Sie haben in Ihrer Arbeit täglich mit Menschen zu tun, die an Inkontinenz leiden. Was bedeutet diese Arbeit für Sie?

Es macht mich glücklich zu sehen, dass vielen PatientInnen tatsächlich geholfen werden kann. Auch wenn man nicht immer heilen kann, so kann man zumindest helfen, diese Menschen zu sozialer Kontinenz zu bringen.

Soziale Kontinenz kann bedeuten, dass man etwa einem Patienten, der durch einen Schlaganfall einen irreparablen Hirnschaden im für die Kontinenz zuständigen Zentrum erlitten hat, mit den richtigen Hilfsmitteln versieht, damit er wieder unter die Leute gehen kann und sein medizinisches nicht zum sozialen Problem wird.

Sie haben es gerade angesprochen: Inkontinenz ist eine Krankheit oder ein Symptom, das man zu verheimlichen versucht.

Ja, so ist es. Oft verbindet man es mit Kontrollverlust und sieht es als reine Alterserscheinung. Das ist es aber nicht allein – die meisten wären überrascht, wie viele PatientInnen ich betreue, die noch nicht einmal 30 Jahre alt sind. Denken Sie an querschnittsgelähmte Menschen oder an solche mit neurogenen Erkrankungen. Diese Menschen leiden oft nicht nur an Harn-, sondern auch an Stuhlinkontinenz. Beides ist unangenehm und nicht leicht zu verstecken.

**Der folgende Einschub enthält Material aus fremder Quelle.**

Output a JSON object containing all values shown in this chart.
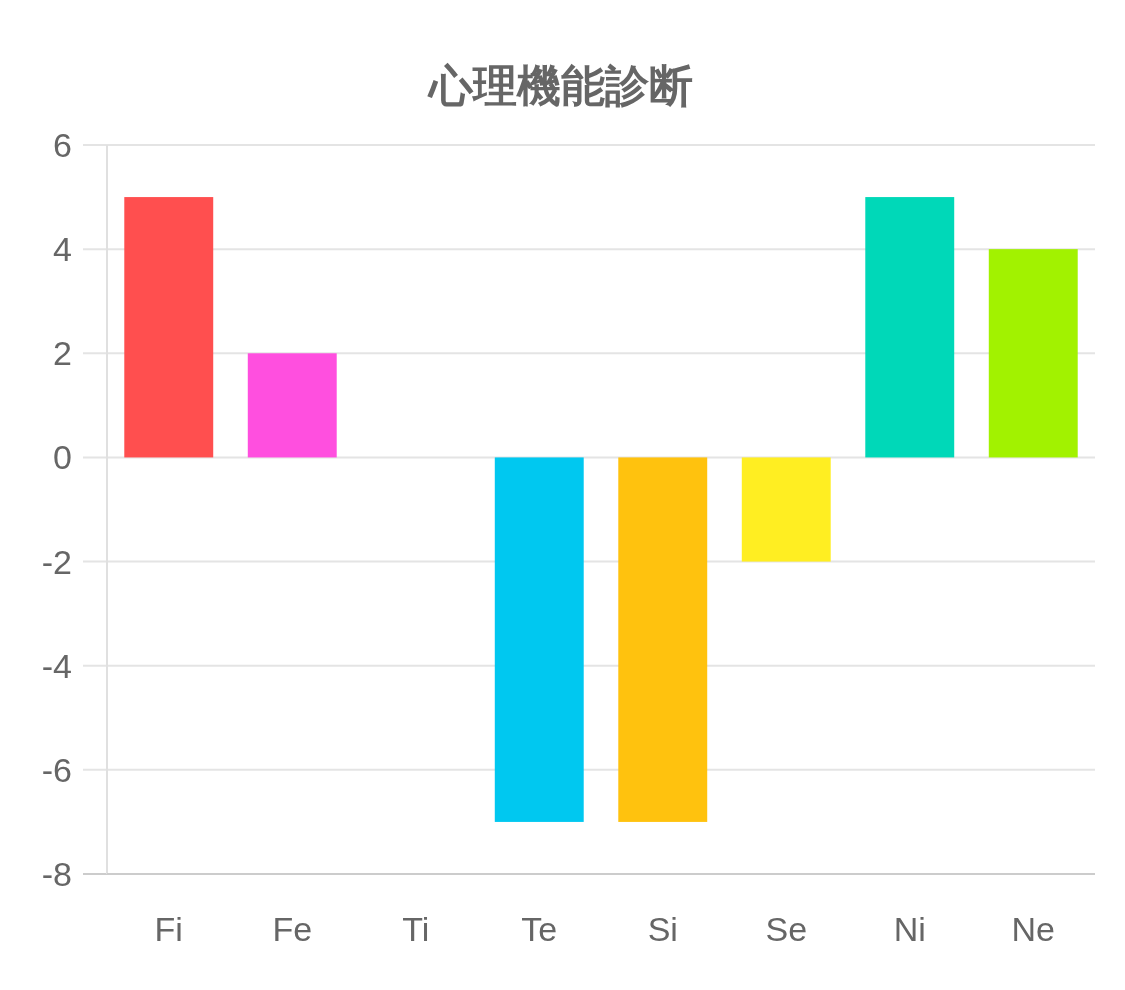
{
  "chart_data": {
    "type": "bar",
    "title": "心理機能診断",
    "categories": [
      "Fi",
      "Fe",
      "Ti",
      "Te",
      "Si",
      "Se",
      "Ni",
      "Ne"
    ],
    "values": [
      5,
      2,
      0,
      -7,
      -7,
      -2,
      5,
      4
    ],
    "colors": [
      "#ff4f4f",
      "#ff4fdf",
      null,
      "#00c8f0",
      "#ffc20e",
      "#ffee22",
      "#00d8b8",
      "#a2f200"
    ],
    "ylim": [
      -8,
      6
    ],
    "yticks": [
      -8,
      -6,
      -4,
      -2,
      0,
      2,
      4,
      6
    ],
    "grid": "y"
  }
}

Wie geht man als PatientIn am besten damit um, wenn man befürchtet oder bemerkt, inkontinent zu sein?

Es gibt verschiedene Formen und Ausprägungen von Inkontinenz. Es kann das Organ Blase selbst betroffen sein oder die „Steuerzentrale“ im Gehirn, es kann der Weg über die Nerven im Rückenmark Probleme haben – es gibt viele mögliche Ursachen, ärztliche Abklärung ist unbedingt notwendig.

Wir haben viele PatientInnen, die Angst vor der Untersuchung haben und dann aber ganz erleichtert feststellen, wie leicht viele Dinge in Wirklichkeit sind, wie man mit einfachen Hilfsmitteln oder Medikamenten oft helfen kann.

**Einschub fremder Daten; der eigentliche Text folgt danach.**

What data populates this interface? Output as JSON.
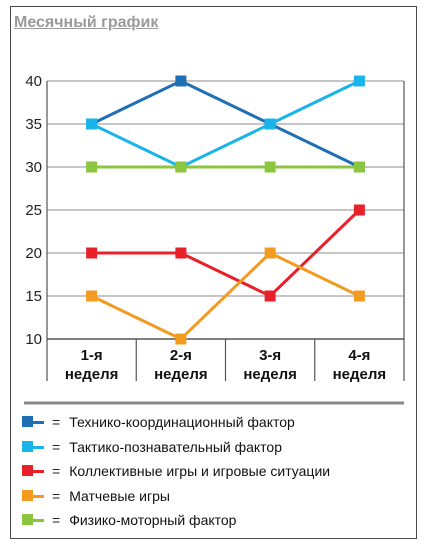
{
  "chart_data": {
    "type": "line",
    "title": "Месячный график",
    "xlabel": "",
    "ylabel": "",
    "categories": [
      "1-я\nнеделя",
      "2-я\nнеделя",
      "3-я\nнеделя",
      "4-я\nнеделя"
    ],
    "yticks": [
      10,
      15,
      20,
      25,
      30,
      35,
      40
    ],
    "ylim": [
      10,
      40
    ],
    "grid": true,
    "legend_position": "bottom",
    "legend_separator": "=",
    "series": [
      {
        "name": "Технико-координационный фактор",
        "color": "#1f6fb5",
        "values": [
          35,
          40,
          35,
          30
        ]
      },
      {
        "name": "Тактико-познавательный фактор",
        "color": "#19b5ea",
        "values": [
          35,
          30,
          35,
          40
        ]
      },
      {
        "name": "Коллективные игры и игровые ситуации",
        "color": "#e8202a",
        "values": [
          20,
          20,
          15,
          25
        ]
      },
      {
        "name": "Матчевые игры",
        "color": "#f39a20",
        "values": [
          15,
          10,
          20,
          15
        ]
      },
      {
        "name": "Физико-моторный фактор",
        "color": "#8cc63f",
        "values": [
          30,
          30,
          30,
          30
        ]
      }
    ]
  }
}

Das wichtigste ist also, zuerst einmal zum Arzt zu gehen?

Ja, absolut. Wir wissen aus Studien, dass Betroffene im Durchschnitt sieben Jahre brauchen, bis sie sich jemandem anvertrauen, sich Hilfe holen. Im Durchschnitt! Das bedeutet, dass manche Menschen 15 Jahre lang leiden, ehe sie Hilfe suchen. Eine unglaubliche psychische Belastung! Je eher man zum Arzt geht, desto eher kann einem geholfen und die Lebensqualität deutlich gesteigert werden.

Wohin kann ich mich denn als PatientIn wenden, wenn ich mir Hilfe holen will?

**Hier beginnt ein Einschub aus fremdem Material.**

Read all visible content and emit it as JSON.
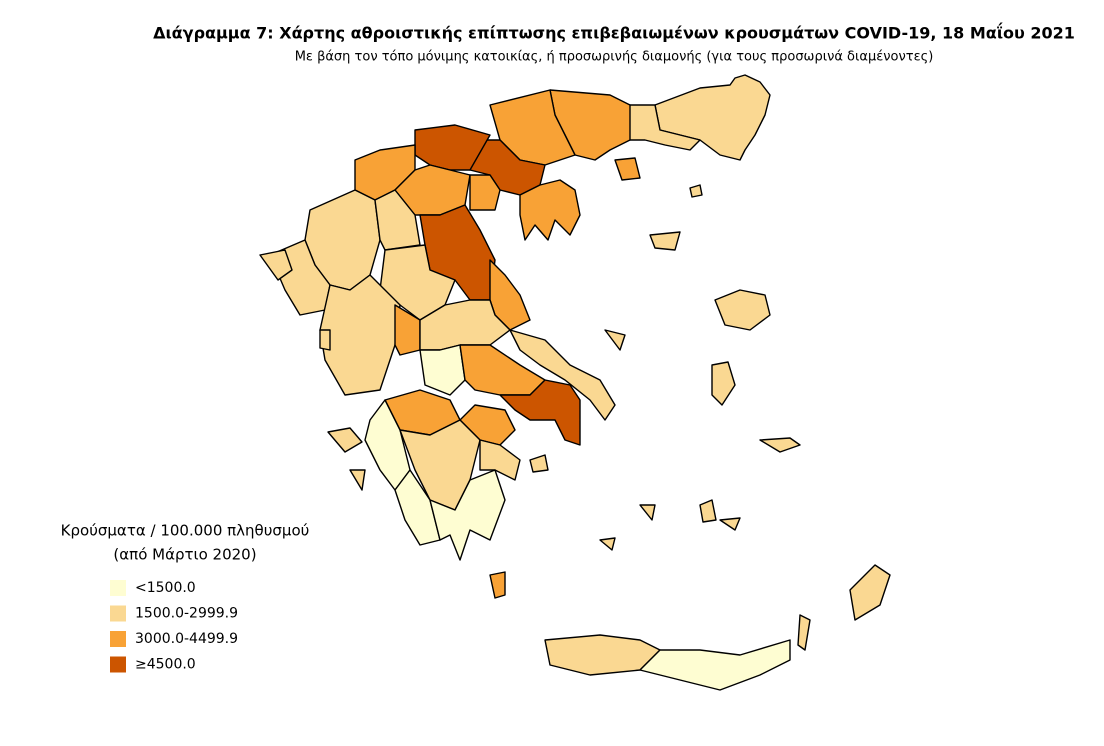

Ich rate, bei entsprechenden Problemen UrologInnen oder GynäkologInnen zu konsultieren, evtl. auch mit NeurologInnen zu sprechen – sofern vielleicht schon eine neurogene Erkrankung bekannt ist. Wenn es Stuhlkontinenz betrifft, dann zum Proktologen.

Man kann sich aber auch als ersten Schritt direkt PflegespezialistInnen anvertrauen – etwa uns Kontinenz- und StomaberaterInnen, wo man Hilfe und Rat erhält. Hier ist auch Scham kein Thema, weil das SpezialistInnen sind, denen es darum geht, damit würdig und diskret umzugehen.

Viele haben vielleicht Angst, dass die Behandlung unangenehm sein könnte. Wie sehen Sie das?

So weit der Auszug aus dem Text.